Et j'ai constaté que j'avais pointé :
- 20 minutes avant lui à MORTAGNE
- mais 20 minutes après lui à DREUX
- et 30 minutes après lui à RAMBOUILLET !!!
Tout çà sans le voir !!!
Mais au final, comme il était dans un groupe parti plus tôt, on a quasiment le même temps : j'ai mis 25 secondes (sur 90 heures....) de plus que lui !!!
2 semaines après PBP, j'ai réussi à le contacter via le club indiqué sur le site internet de PBP ! Je croyais qu'il était ardéchois car on a parlé de la rando l'Ardéchoise. En fait, il est Aveyronnais. Il ne sait pas ce qu'est devenue l'Anglaise mais a cru l'apercevoir sur son vélo plus tard...
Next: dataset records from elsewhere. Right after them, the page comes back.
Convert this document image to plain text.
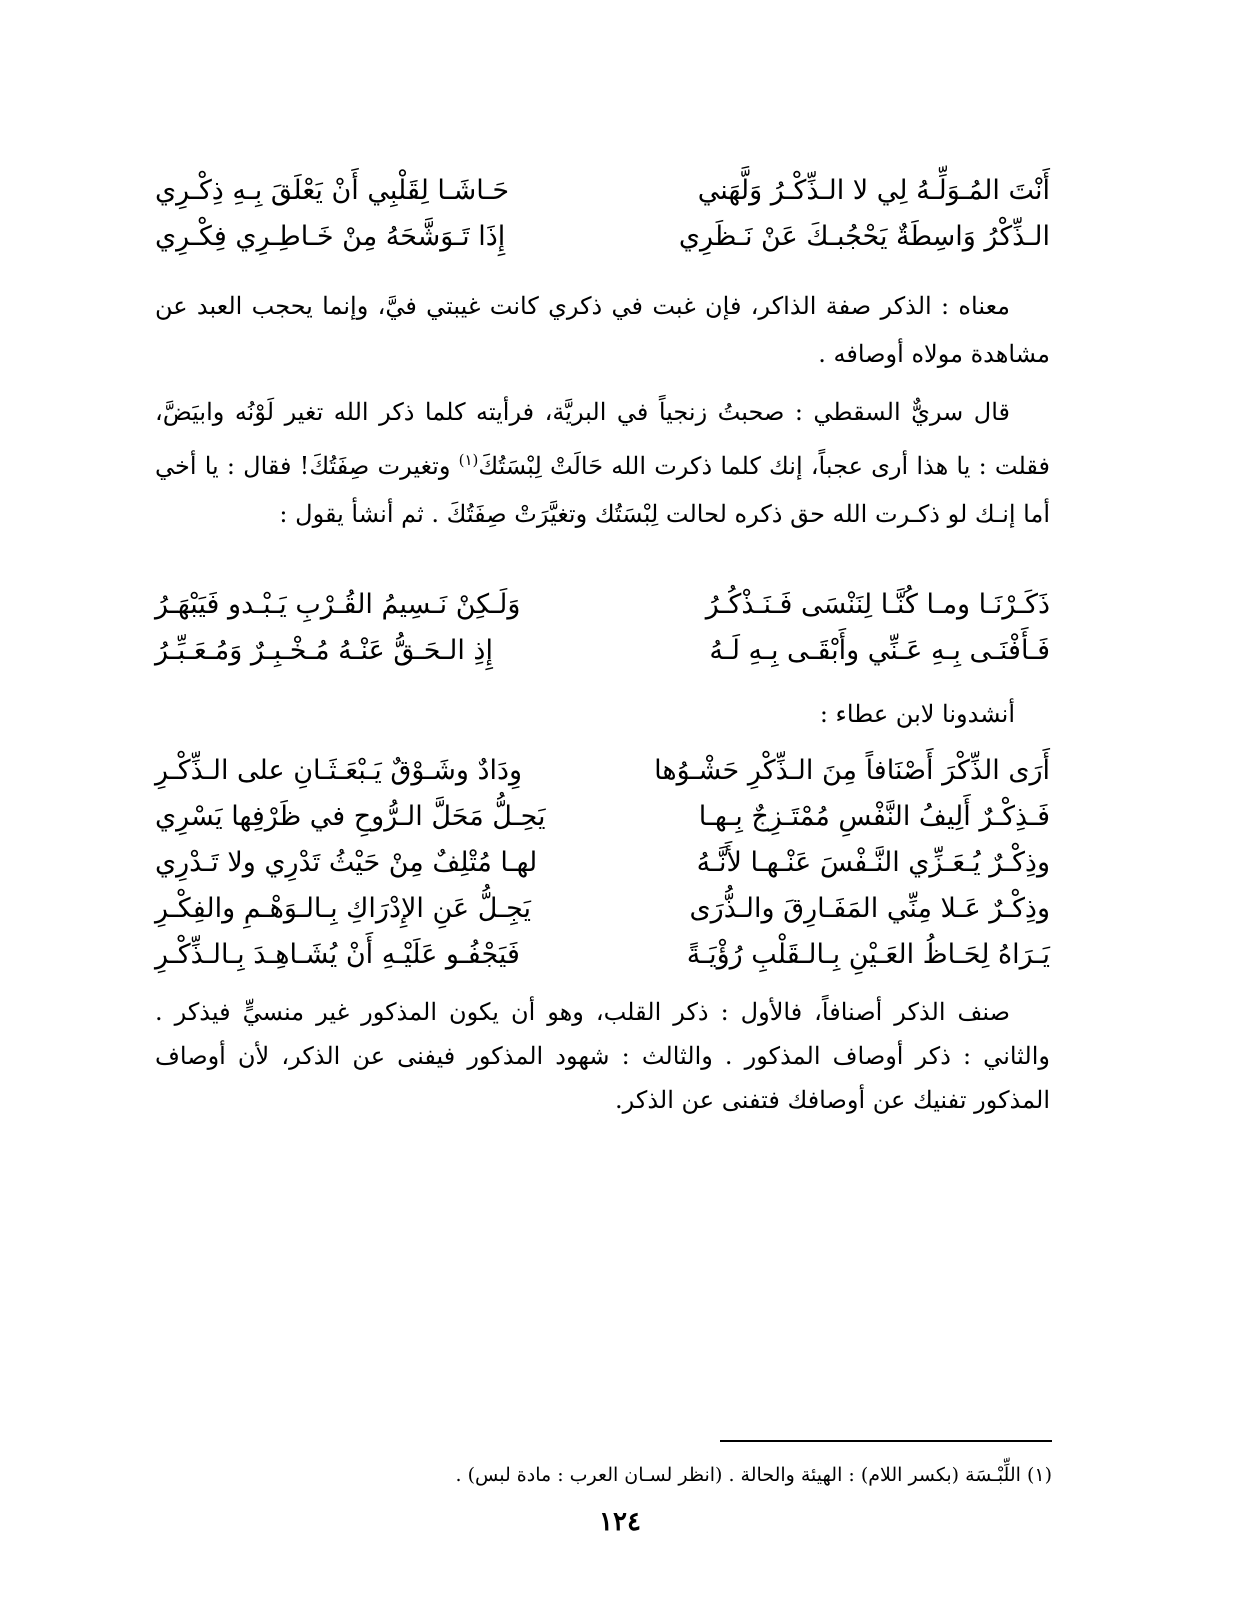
أَنْتَ المُـوَلِّـهُ لِي لا الـذِّكْـرُ وَلَّهَني
حَـاشَـا لِقَلْبِي أَنْ يَعْلَقَ بِـهِ ذِكْـرِي
الـذِّكْرُ وَاسِطَةٌ يَحْجُبـكَ عَنْ نَـظَرِي
إِذَا تَـوَشَّحَهُ مِنْ خَـاطِـرِي فِكْـرِي

معناه : الذكر صفة الذاكر، فإن غبت في ذكري كانت غيبتي فيَّ، وإنما يحجب العبد عن مشاهدة مولاه أوصافه .

قال سريٌّ السقطي : صحبتُ زنجياً في البريَّة، فرأيته كلما ذكر الله تغير لَوْنُه وابيَضَّ، فقلت : يا هذا أرى عجباً، إنك كلما ذكرت الله حَالَتْ لِبْسَتُكَ$^{(١)}$ وتغيرت صِفَتُكَ! فقال : يا أخي أما إنـك لو ذكـرت الله حق ذكره لحالت لِبْسَتُك وتغيَّرَتْ صِفَتُكَ . ثم أنشأ يقول :

ذَكَـرْنَـا ومـا كُنَّـا لِنَنْسَى فَـنَـذْكُـرُ
وَلَـكِنْ نَـسِيمُ القُـرْبِ يَـبْـدو فَيَبْهَـرُ
فَـأَفْنَـى بِـهِ عَـنِّي وأَبْقَـى بِـهِ لَـهُ
إِذِ الـحَـقُّ عَنْـهُ مُـخْـبِـرٌ وَمُـعَـبِّـرُ
أنشدونا لابن عطاء :
أَرَى الذِّكْرَ أَصْنَافاً مِنَ الـذِّكْرِ حَشْـوُها
وِدَادٌ وشَـوْقٌ يَـبْعَـثَـانِ على الـذِّكْـرِ
فَـذِكْـرٌ أَلِيفُ النَّفْسِ مُمْتَـزِجٌ بِـهـا
يَحِـلُّ مَحَلَّ الـرُّوحِ في ظَرْفِها يَسْرِي
وذِكْـرٌ يُـعَـزِّي النَّـفْسَ عَنْـهـا لأَنَّـهُ
لهـا مُتْلِفٌ مِنْ حَيْثُ تَدْرِي ولا تَـدْرِي
وذِكْـرٌ عَـلا مِنِّي المَفَـارِقَ والـذُّرَى
يَجِـلُّ عَنِ الإِدْرَاكِ بِـالـوَهْـمِ والفِكْـرِ
يَـرَاهُ لِحَـاظُ العَـيْنِ بِـالـقَلْبِ رُؤْيَـةً
فَيَجْفُـو عَلَيْـهِ أَنْ يُشَـاهِـدَ بِـالـذِّكْـرِ

صنف الذكر أصنافاً، فالأول : ذكر القلب، وهو أن يكون المذكور غير منسيٍّ فيذكر . والثاني : ذكر أوصاف المذكور . والثالث : شهود المذكور فيفنى عن الذكر، لأن أوصاف المذكور تفنيك عن أوصافك فتفنى عن الذكر.

(١) اللِّبْـسَة (بكسر اللام) : الهيئة والحالة . (انظر لسـان العرب : مادة لبس) .
١٢٤
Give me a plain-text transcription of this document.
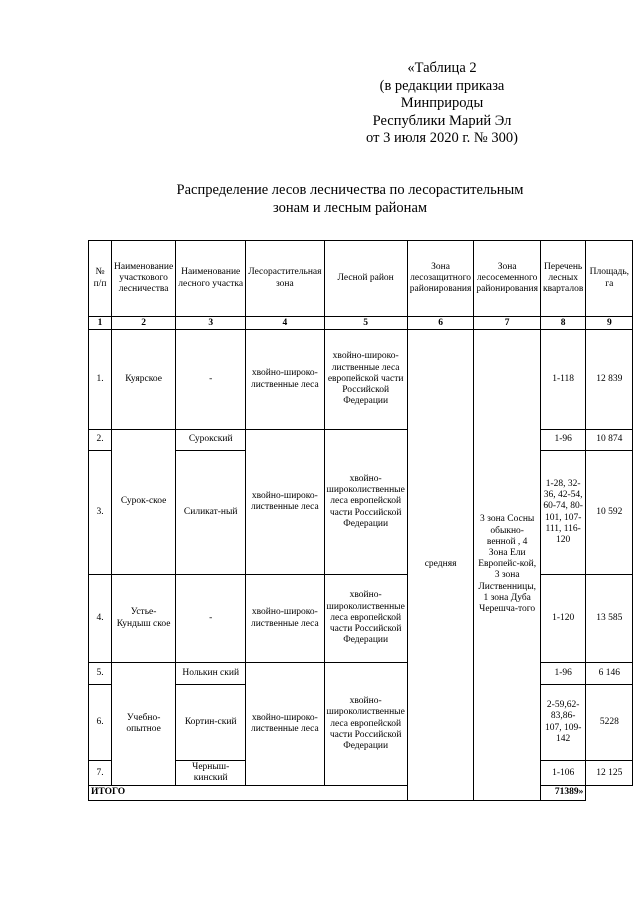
«Таблица 2
(в редакции приказа
Минприроды
Республики Марий Эл
от 3 июля 2020 г. № 300)
Распределение лесов лесничества по лесорастительным
зонам и лесным районам
№ п/п	Наименование участкового лесничества	Наименование лесного участка	Лесорастительная зона	Лесной район	Зона лесозащитного районирования	Зона лесосеменного районирования	Перечень лесных кварталов	Площадь, га
1	2	3	4	5	6	7	8	9
1.	Куярское	-	хвойно-широко-лиственные леса	хвойно-широко-лиственные леса европейской части Российской Федерации	средняя	3 зона Сосны обыкно-венной , 4 Зона Ели Европейс-кой, 3 зона Лиственницы, 1 зона Дуба Черешча-того	1-118	12 839
2.	Сурок-ское	Сурокский	хвойно-широко-лиственные леса	хвойно-широколиственные леса европейской части Российской Федерации			1-96	10 874
3.		Силикат-ный					1-28, 32-36, 42-54, 60-74, 80-101, 107-111, 116-120	10 592
4.	Устье-Кундыш ское	-	хвойно-широко-лиственные леса	хвойно-широколиственные леса европейской части Российской Федерации			1-120	13 585
5.	Учебно-опытное	Нолькин ский	хвойно-широко-лиственные леса	хвойно-широколиственные леса европейской части Российской Федерации			1-96	6 146
6.		Кортин-ский					2-59,62-83,86-107, 109-142	5228
7.		Черныш-кинский					1-106	12 125
ИТОГО							71389»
Et si je l'ai perdu, c'est parce qu'il s'est trompé de route puis a fait demi tour après avoir constaté son erreur. Il n'a pas dormi à MORTAGNE ce qui explique qu'il soit passé devant. Il m'a dit qu'il avait fait quelques pauses entre les points de contrôle.
Je m'arrête à un ravitaillement tenu par un club avec le besoin de parler un peu de mes déboires. Je prends un café et j'y apprends une bonne nouvelle : compte tenu que le vent a été défavorable à l'aller et qu'il a ensuite tourné, les organisateurs auraient décidé d'homologuer tous les cyclos en dessous de 92 heures et non 90.
Aussitôt reparti, j'ai un doute : ce n'est peut-être qu'une rumeur. Je vais faire comme si çà n'existait pas.
Ne voulant pas rouler trop près du côté droit de la route (pour éviter les surprises...), je me dis que je ne dois pas me rapprocher trop de la ligne blanche du milieu de la route.
Et mon envie de dormir me joue un drôle de tour : une hallucination ! Je vois au milieu de la route un mur blanc !!! Mon cerveau fatigué fait du zèle avec la consigne... Je me secoue un peu et pense pouvoir tenir jusqu'à MORTAGNE.
Il y en a d'autres qui ne sont pas mieux : je rattrape un cyclo roulant complètement à gauche ! J'imagine que c'est un anglais pas trop lucide... Avec mon anglais sommaire, je lui crie :"Not on the left side, it's dangerous ! Go to the right side !!!". J'ai dû lui crier cela 3 fois au moins avant qu'il se rabatte sur la droite.
J'arrive à MORTAGNE à 5H20. Je pointe et demande confirmation au bénévole qu'un peu de retard à un contrôle intermédiaire n'est pas pénalisant si on finit sous les 90 heures. Pas de chance, je me trompe sur mon horaire limite à MORTAGNE et je lui dis 4H (au lieu de 4H48), et là il me dit que 5H20 par rapport à 4H, çà fait beaucoup de retard... Je lui fais part de mes déboires depuis VILLAINES LA JUHEL... mais on en reste là. Je vais faire comme je pourrais et on verra bien au final...
Malgré mon retard, je décide quand même de prendre 1h30 de sommeil dans le dortoir, car j'ai vraiment besoin de dormir.